Does this mean you must have your manuscript proofed by a professional proofer?
The answer is yes if you want a professional product. That's why publishers do it. It's not because they have some abstract love of perfection and higher callings; it's that everything in a book's production budget is pure, pragmatic business. If they didn't have to do it, they wouldn't.
The answer may be no if:
- you're sure your friend will do a truly professional proofing job or
- you're fine with a not entirely professional book—for example, because you know how many units you're going to move from tables at the backs of seminars, regardless of errors, and you don't want to eat into your profit by spending money that won't have any effect on the bottom line.

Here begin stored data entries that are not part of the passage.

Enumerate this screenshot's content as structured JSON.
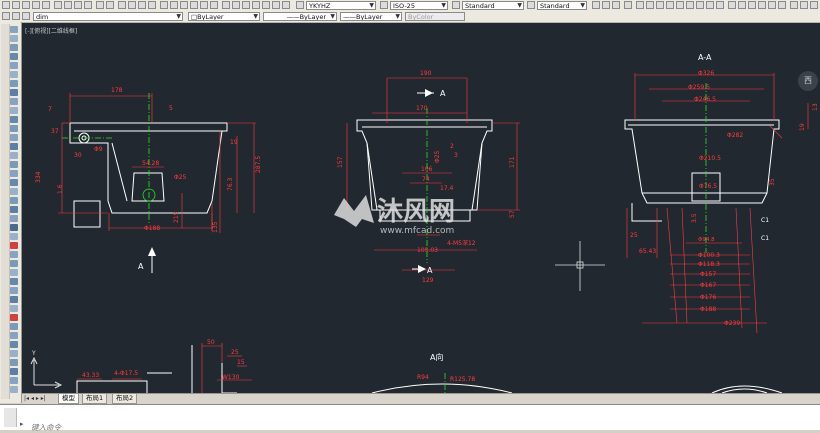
{
  "toolbar_top": {
    "layer_combo": "dim",
    "text_style": "YKYHZ",
    "dim_style": "ISO-25",
    "table_style": "Standard",
    "multileader_style": "Standard"
  },
  "toolbar_props": {
    "color": "ByLayer",
    "linetype": "ByLayer",
    "lineweight": "ByLayer",
    "plotstyle": "ByColor"
  },
  "viewport": {
    "title": "[-][俯视][二维线框]",
    "view_label": "西"
  },
  "drawing": {
    "watermark_name": "沐风网",
    "watermark_url": "www.mfcad.com",
    "front_view": {
      "d178": "178",
      "d7": "7",
      "d37": "37",
      "d30": "30",
      "d5": "5",
      "phi9": "Φ9",
      "d54_28": "54.28",
      "phi25": "Φ25",
      "d287_5": "287.5",
      "d334": "334",
      "d76_3": "76.3",
      "d1_6": "1.6",
      "d135": "135",
      "d215": "215",
      "phi188": "Φ188",
      "d19": "19",
      "section_label": "A"
    },
    "mid_view": {
      "d190": "190",
      "d170": "170",
      "section_label_top": "A",
      "d157": "157",
      "d171": "171",
      "phi25": "Φ25",
      "d2": "2",
      "d3": "3",
      "d106": "106",
      "d74": "74",
      "d17_4": "17.4",
      "d57": "57",
      "d4_M5": "4-M5深12",
      "d105_03": "105.03",
      "d129": "129",
      "section_label_bot": "A"
    },
    "section_view": {
      "title": "A-A",
      "phi326": "Φ326",
      "phi259": "Φ259.5",
      "phi246": "Φ246.5",
      "phi282": "Φ282",
      "phi210": "Φ210.5",
      "phi76": "Φ76.5",
      "d13": "13",
      "d19": "19",
      "d166": "166",
      "d35": "35",
      "d3_5": "3.5",
      "c1a": "C1",
      "c1b": "C1",
      "d25": "25",
      "d65_43": "65.43",
      "phi94": "Φ94.8",
      "phi100": "Φ100.3",
      "phi118": "Φ118.3",
      "phi157": "Φ157",
      "phi167": "Φ167",
      "phi176": "Φ176",
      "phi188": "Φ188",
      "phi239": "Φ239"
    },
    "bottom_left": {
      "d43_33": "43.33",
      "d4_17_5": "4-Φ17.5"
    },
    "bottom_mid": {
      "d50": "50",
      "d25": "25",
      "d15": "15",
      "w130": "W130"
    },
    "bottom_right": {
      "title": "A向",
      "r94": "R94",
      "r125_78": "R125.78"
    }
  },
  "layout_tabs": [
    "模型",
    "布局1",
    "布局2"
  ],
  "command_line": {
    "placeholder": "键入命令"
  },
  "colors": {
    "canvas": "#212830",
    "dim_red": "#ff3b3b",
    "dim_green": "#28e028",
    "outline_white": "#ffffff",
    "center_line": "#00ff40"
  }
}
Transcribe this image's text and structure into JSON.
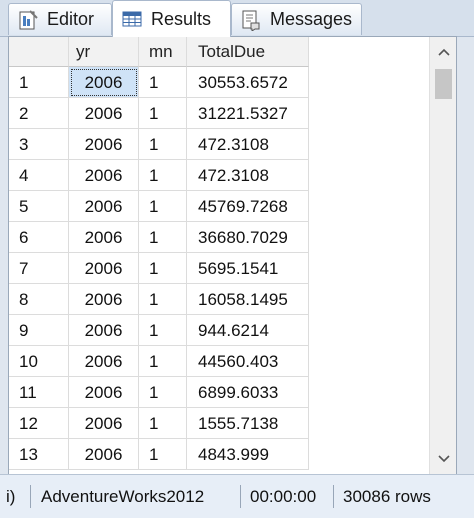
{
  "tabs": [
    {
      "label": "Editor",
      "icon": "editor-icon"
    },
    {
      "label": "Results",
      "icon": "grid-results-icon"
    },
    {
      "label": "Messages",
      "icon": "messages-icon"
    }
  ],
  "grid": {
    "columns": [
      "",
      "yr",
      "mn",
      "TotalDue"
    ],
    "rows": [
      [
        "1",
        "2006",
        "1",
        "30553.6572"
      ],
      [
        "2",
        "2006",
        "1",
        "31221.5327"
      ],
      [
        "3",
        "2006",
        "1",
        "472.3108"
      ],
      [
        "4",
        "2006",
        "1",
        "472.3108"
      ],
      [
        "5",
        "2006",
        "1",
        "45769.7268"
      ],
      [
        "6",
        "2006",
        "1",
        "36680.7029"
      ],
      [
        "7",
        "2006",
        "1",
        "5695.1541"
      ],
      [
        "8",
        "2006",
        "1",
        "16058.1495"
      ],
      [
        "9",
        "2006",
        "1",
        "944.6214"
      ],
      [
        "10",
        "2006",
        "1",
        "44560.403"
      ],
      [
        "11",
        "2006",
        "1",
        "6899.6033"
      ],
      [
        "12",
        "2006",
        "1",
        "1555.7138"
      ],
      [
        "13",
        "2006",
        "1",
        "4843.999"
      ]
    ]
  },
  "status": {
    "left_fragment": "i)",
    "database": "AdventureWorks2012",
    "elapsed": "00:00:00",
    "rows": "30086 rows"
  }
}
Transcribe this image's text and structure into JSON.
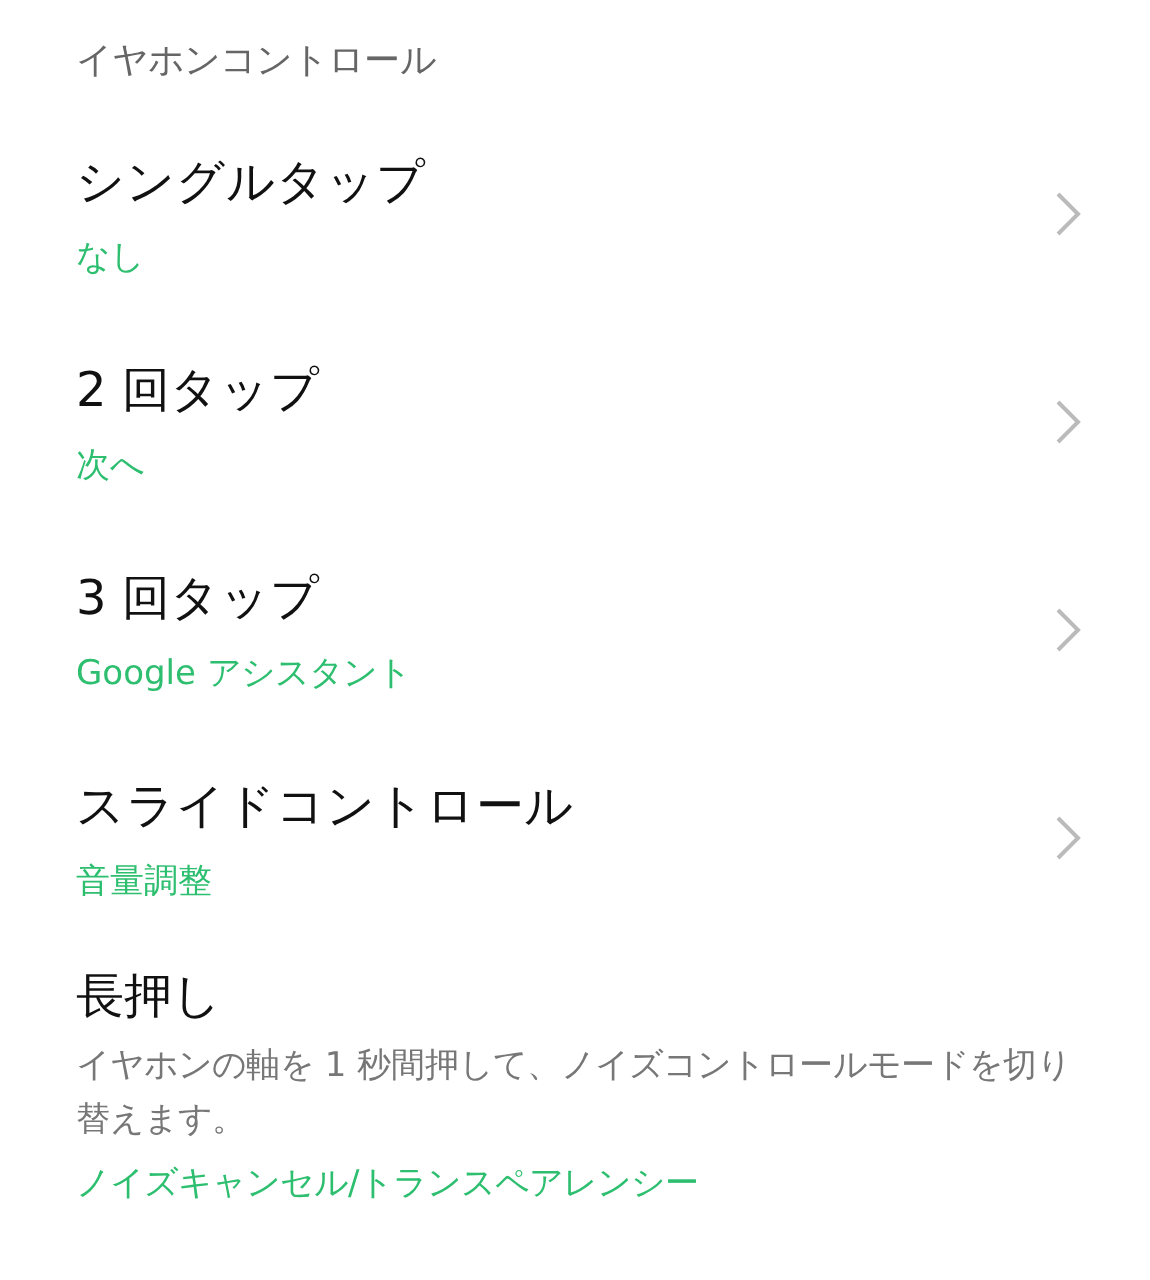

If you're thinking like a publisher (see "pure, pragmatic business" above), return on investment is your main priority, so (2) might be the right choice for you. However, if you're thinking like an author, every single tiny error will drive you nuts until you fix it. Plus, if there's more than just a couple of typos, that fact will start showing up in your Amazon reviews, which will probably affect your bottom line—and possibly the reputation of your brand and product line. (Whether that effect will be large enough to justify the expense of proofing, only you can decide.)
Depending on your goals, either approach can be the smart one.
Whatever you decide, go into it with your eyes open. If your friend isn't a professional proofreader, the results will not be as professional. Period. They just won't.
I say this as a guy who's spent years watching his invoices go up because of that very fact.